Bucaram: Don't cry for me, Ecuador

Ecuadors Präsident wurde vom Parlament abgesetzt. Jetzt tobt der Machtkampf um die Nachfolge  ■ Aus Lima Ingo Malcher

Zum ersten und vermutlich auch letzten Mal hat Abdalá Bucaram im Carondelet-Palast in Quito genächtigt, dem Sitz des ecuadorianischen Präsidenten. Am Donnerstag abend beschloß das Parlament mit 44 gegen 34 Stimmen, den 44jährigen Präsidenten wegen „Unzurechnungsfähigkeit“ abzusetzen.

Es hat Bucaram nie in den Palast gezogen, er zog es vor, von der Suite des teuersten Hotels der Stadt aus zu regieren oder in seinem Privathaus in der Stadt Guayaquil zu residieren. Journalisten berichten, es sei das am geschmacklosesten möblierte Haus des Landes. Doch als Bucaram in der Nacht zum Dienstag in die Hauptstadt zurückkam, bot der Regierungspalast die meiste Sicherheit. In der Stadt demonstrieren die Bewohner bereits seit Wochen gegen die Politik des Präsidenten. Mehr als zwei Millionen Menschen waren am Mittwoch und Donnerstag im ganzen Land auf der Straße gewesen, um in einem Generalstreik und bei Demonstrationen die Absetzung des Präsidenten zu fordern. Am Donnerstag, als die Entlassung Bucarams bekannt wurde, zogen Karawanen von hupenden Autos durch die Hauptstadt Quito. Auf den Straßen feierten die Menschen den Abgang des „Verrückten“.
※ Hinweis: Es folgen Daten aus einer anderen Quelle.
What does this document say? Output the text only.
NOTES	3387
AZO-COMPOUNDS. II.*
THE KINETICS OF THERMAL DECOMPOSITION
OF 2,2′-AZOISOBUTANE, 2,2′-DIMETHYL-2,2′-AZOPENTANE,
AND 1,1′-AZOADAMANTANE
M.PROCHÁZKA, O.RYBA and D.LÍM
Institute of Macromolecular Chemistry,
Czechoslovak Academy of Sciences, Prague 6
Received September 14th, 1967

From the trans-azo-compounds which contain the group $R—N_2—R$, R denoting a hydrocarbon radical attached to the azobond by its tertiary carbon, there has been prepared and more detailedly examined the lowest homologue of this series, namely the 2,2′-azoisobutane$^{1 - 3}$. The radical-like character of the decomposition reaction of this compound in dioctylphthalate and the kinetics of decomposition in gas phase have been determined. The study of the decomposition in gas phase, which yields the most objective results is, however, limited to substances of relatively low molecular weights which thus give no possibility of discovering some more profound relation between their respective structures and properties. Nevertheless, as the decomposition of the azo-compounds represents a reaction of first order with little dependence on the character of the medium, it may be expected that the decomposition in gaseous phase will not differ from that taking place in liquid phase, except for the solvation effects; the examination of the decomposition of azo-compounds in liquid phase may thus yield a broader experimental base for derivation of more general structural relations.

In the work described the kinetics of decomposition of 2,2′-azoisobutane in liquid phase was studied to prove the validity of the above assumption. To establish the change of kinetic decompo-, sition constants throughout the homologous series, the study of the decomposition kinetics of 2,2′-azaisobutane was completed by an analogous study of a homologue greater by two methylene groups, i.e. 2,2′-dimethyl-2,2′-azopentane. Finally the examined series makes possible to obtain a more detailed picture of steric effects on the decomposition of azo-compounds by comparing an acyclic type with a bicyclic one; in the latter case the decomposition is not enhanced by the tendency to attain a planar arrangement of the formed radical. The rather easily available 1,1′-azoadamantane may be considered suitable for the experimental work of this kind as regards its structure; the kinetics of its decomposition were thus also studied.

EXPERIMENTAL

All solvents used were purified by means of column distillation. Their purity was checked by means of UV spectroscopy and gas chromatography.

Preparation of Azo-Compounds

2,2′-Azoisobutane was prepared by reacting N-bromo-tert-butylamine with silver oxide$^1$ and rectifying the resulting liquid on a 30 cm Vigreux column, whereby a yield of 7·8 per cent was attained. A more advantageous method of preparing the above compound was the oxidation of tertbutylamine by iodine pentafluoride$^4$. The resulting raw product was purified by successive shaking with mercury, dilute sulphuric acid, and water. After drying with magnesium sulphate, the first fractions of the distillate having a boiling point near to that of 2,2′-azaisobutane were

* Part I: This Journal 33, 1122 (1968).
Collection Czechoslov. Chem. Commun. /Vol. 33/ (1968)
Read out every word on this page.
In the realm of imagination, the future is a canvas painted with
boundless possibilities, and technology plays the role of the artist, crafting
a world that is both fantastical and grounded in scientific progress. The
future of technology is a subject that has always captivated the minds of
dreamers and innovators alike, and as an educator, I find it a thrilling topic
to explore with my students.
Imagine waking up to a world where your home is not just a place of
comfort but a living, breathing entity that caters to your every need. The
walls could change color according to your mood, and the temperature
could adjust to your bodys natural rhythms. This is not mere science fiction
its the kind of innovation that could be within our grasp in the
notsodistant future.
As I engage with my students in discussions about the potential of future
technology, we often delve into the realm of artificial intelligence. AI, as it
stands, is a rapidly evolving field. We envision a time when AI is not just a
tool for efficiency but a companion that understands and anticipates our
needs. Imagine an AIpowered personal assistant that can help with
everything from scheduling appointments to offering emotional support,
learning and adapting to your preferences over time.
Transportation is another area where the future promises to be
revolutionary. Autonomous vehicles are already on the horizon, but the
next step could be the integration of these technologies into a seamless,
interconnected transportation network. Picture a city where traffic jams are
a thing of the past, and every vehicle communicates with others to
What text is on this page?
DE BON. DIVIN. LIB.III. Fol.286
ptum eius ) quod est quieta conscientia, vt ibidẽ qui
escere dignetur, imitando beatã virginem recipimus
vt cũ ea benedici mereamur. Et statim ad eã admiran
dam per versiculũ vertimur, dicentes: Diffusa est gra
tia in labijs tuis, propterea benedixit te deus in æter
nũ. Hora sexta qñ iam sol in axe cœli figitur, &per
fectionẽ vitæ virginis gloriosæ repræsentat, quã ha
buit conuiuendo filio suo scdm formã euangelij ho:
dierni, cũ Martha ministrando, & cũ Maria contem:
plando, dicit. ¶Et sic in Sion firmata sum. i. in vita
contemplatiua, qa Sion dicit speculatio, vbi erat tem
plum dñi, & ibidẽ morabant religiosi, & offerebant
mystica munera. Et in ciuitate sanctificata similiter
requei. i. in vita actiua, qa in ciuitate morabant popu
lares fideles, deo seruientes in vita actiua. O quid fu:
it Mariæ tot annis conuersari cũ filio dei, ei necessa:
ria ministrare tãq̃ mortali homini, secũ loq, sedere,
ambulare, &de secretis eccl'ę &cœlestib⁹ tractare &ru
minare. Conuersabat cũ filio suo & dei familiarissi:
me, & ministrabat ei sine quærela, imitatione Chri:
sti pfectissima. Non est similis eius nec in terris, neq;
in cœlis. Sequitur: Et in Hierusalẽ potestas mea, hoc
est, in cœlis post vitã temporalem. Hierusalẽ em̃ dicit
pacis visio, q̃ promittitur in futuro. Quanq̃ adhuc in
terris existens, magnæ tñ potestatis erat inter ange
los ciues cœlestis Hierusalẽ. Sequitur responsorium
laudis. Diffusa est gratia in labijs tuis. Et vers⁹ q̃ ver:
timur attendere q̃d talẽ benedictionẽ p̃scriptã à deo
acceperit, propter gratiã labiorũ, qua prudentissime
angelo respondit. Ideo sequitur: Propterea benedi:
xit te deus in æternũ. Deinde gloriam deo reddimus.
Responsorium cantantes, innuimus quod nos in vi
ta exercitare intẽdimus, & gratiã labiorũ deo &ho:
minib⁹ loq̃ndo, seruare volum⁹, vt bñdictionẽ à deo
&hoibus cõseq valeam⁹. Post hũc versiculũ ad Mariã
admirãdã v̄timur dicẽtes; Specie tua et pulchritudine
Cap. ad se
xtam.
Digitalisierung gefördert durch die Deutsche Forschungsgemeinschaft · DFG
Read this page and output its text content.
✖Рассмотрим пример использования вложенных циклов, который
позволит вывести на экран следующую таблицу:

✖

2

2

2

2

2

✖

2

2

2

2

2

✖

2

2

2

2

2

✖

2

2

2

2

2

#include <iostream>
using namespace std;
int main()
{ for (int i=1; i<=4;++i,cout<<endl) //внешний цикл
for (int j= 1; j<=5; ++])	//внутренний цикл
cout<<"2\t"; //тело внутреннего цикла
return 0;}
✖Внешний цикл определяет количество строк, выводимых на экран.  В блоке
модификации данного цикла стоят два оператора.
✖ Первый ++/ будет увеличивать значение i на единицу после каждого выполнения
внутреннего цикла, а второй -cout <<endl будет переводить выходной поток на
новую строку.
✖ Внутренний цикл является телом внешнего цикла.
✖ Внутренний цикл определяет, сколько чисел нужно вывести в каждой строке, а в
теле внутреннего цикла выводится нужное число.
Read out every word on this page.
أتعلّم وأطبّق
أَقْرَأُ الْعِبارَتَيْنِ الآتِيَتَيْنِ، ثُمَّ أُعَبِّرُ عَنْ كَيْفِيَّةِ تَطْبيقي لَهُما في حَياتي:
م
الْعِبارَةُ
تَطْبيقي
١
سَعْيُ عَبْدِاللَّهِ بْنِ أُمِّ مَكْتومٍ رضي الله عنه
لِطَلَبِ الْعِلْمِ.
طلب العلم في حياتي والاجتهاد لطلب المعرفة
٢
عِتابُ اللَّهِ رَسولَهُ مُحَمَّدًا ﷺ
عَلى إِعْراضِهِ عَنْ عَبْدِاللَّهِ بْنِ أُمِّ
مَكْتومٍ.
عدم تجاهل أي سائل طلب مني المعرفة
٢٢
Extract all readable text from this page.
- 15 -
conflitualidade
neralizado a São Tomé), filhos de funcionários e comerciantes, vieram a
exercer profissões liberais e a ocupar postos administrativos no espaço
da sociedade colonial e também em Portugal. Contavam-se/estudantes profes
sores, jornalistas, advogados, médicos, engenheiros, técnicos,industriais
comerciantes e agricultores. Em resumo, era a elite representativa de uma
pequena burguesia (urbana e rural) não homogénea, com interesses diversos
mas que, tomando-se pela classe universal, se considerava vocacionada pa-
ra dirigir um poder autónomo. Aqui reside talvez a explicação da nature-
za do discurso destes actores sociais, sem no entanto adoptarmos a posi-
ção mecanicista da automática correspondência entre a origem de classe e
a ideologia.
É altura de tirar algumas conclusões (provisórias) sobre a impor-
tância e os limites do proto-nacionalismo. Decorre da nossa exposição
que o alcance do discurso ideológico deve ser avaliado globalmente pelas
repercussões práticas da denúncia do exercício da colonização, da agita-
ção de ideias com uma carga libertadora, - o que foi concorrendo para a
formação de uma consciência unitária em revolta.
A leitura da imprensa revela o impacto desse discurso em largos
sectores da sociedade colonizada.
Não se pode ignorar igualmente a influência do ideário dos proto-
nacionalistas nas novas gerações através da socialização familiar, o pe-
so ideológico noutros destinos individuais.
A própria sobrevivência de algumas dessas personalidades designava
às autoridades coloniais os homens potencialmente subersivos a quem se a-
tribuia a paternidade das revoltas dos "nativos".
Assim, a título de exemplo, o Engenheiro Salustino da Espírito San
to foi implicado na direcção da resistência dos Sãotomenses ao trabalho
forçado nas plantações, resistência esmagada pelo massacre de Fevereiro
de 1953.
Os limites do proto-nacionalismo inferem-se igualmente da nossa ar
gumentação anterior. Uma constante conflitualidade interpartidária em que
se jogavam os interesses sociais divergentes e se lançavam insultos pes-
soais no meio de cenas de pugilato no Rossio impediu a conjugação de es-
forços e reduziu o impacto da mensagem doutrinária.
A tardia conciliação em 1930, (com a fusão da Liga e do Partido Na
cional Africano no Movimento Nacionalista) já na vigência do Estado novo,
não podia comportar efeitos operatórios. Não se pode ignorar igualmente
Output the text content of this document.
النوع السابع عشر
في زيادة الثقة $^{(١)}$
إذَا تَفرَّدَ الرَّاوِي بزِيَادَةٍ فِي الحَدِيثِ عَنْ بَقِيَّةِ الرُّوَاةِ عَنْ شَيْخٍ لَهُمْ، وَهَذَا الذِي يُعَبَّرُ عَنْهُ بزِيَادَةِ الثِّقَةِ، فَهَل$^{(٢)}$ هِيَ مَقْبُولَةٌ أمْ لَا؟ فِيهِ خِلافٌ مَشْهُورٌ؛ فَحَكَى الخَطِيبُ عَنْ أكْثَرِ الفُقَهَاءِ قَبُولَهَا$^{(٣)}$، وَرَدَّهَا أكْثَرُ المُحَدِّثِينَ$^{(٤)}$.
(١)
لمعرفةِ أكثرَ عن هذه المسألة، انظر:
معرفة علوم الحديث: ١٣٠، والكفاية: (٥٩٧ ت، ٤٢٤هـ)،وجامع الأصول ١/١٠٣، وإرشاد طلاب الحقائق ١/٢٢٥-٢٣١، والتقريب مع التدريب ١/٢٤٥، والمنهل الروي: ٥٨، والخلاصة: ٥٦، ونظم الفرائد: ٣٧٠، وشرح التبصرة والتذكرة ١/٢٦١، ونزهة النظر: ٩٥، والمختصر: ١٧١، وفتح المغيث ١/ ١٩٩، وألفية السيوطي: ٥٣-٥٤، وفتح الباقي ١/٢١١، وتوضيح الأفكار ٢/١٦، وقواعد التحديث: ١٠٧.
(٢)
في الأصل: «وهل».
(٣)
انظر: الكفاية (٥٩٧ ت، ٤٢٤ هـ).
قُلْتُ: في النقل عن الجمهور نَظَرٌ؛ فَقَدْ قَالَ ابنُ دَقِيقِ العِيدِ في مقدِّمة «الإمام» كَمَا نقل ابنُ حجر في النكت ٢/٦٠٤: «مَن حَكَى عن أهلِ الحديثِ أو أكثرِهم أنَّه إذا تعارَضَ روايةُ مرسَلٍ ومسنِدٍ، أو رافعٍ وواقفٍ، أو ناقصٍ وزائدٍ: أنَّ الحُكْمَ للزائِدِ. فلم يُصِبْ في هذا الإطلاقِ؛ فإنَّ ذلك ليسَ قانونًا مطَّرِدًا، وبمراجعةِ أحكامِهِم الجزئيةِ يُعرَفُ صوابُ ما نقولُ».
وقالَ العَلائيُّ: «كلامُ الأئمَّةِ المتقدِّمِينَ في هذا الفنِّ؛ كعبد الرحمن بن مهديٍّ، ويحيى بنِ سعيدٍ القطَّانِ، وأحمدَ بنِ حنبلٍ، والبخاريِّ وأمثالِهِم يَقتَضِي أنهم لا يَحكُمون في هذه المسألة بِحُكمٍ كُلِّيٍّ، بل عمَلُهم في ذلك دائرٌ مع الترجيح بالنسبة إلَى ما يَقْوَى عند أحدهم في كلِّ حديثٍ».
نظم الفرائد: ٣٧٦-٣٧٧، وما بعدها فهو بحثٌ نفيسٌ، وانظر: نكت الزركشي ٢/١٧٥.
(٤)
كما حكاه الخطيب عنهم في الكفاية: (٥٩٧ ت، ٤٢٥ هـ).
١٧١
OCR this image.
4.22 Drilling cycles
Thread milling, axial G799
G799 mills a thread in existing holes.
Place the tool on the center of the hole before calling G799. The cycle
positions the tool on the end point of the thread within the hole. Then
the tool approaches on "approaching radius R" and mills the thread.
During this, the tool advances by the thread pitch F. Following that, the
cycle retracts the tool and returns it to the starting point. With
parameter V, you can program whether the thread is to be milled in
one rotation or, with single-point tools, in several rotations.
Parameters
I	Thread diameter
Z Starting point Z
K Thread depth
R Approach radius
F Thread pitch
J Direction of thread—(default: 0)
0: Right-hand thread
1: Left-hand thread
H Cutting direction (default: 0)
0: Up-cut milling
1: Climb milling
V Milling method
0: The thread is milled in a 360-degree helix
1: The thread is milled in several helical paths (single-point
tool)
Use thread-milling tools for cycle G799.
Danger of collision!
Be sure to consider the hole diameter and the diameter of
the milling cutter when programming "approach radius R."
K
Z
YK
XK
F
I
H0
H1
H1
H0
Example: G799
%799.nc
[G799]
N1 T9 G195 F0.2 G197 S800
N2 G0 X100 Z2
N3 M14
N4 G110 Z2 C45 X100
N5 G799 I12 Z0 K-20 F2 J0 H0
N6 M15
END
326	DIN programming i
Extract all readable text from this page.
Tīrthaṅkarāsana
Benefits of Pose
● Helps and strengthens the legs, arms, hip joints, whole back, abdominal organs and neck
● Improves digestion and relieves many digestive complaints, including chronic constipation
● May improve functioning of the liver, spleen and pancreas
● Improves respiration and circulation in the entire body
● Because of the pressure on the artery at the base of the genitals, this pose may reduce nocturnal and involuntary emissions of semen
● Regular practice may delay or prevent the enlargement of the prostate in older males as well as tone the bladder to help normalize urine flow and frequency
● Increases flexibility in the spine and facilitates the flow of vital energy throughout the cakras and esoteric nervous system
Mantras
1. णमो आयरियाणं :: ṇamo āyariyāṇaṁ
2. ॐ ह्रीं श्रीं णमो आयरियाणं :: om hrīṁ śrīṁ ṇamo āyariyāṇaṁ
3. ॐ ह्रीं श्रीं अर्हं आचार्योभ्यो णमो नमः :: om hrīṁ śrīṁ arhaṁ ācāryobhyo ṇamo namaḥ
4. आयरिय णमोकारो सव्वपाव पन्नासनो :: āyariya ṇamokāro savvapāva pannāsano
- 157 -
Abdalá Bucaram spielte mit seinem Image. „El Loco“ – der Verrückte“ – nannte er sich selbst ironisch. Jetzt haben ihn seine eigenen Späße eingeholt: Bucaram reagierte wütend auf seine Absetzung, nannte den Vorgang „einen Coup des Kongresses“, den er nicht anerkenne. Er betonte, er sei der einzige Präsident, den die Bevölkerung gewählt habe. Bereits zuvor hatte er in einer Fernsehansprache angekündigt, alle legalen Möglichkeiten ausschöpfen zu wollen, um an der Macht zu bleiben. „Wir befinden uns an der Schwelle zu einer sehr gefährlichen Konfrontation“, warnte er seine Landsleute, und rief die Armee auf, das Parlamentsvotum zu ignorieren und für Ruhe und Ordnung zu sorgen. Er vertraue darauf, daß die Streitkräfte die demokratischen Prinzipien der Verfassung respektierten. Der Oppositionspolitiker Cesar Verduga schoß zurück und nannte Bucarams Worte eine „totalitäre Drohung“.

Die Armeespitze lehnte es gestern früh jedoch ab, in die politische Krise einzugreifen. Der Chef des gemeinsamen Kommandos der Streitkräfte, General Paco Moncayo, sagte, er erkenne die ungewöhnliche Lage an, daß es derzeit „drei Präsidenten“ gebe. Sobald klar sei, wer davon nach der Verfassung rechtmäßig sei, werde die Armee diesen unterstützen.

Als Ersatz für Bucaram vereidigte der Kongreß den Parlamentspräsidenten Fabian Alarcón als Interimspräsidenten. Doch hat sich auch die bisherige Vizepräsidentin Rosalia Arteaga per Dekret zur Präsidentin erklärt.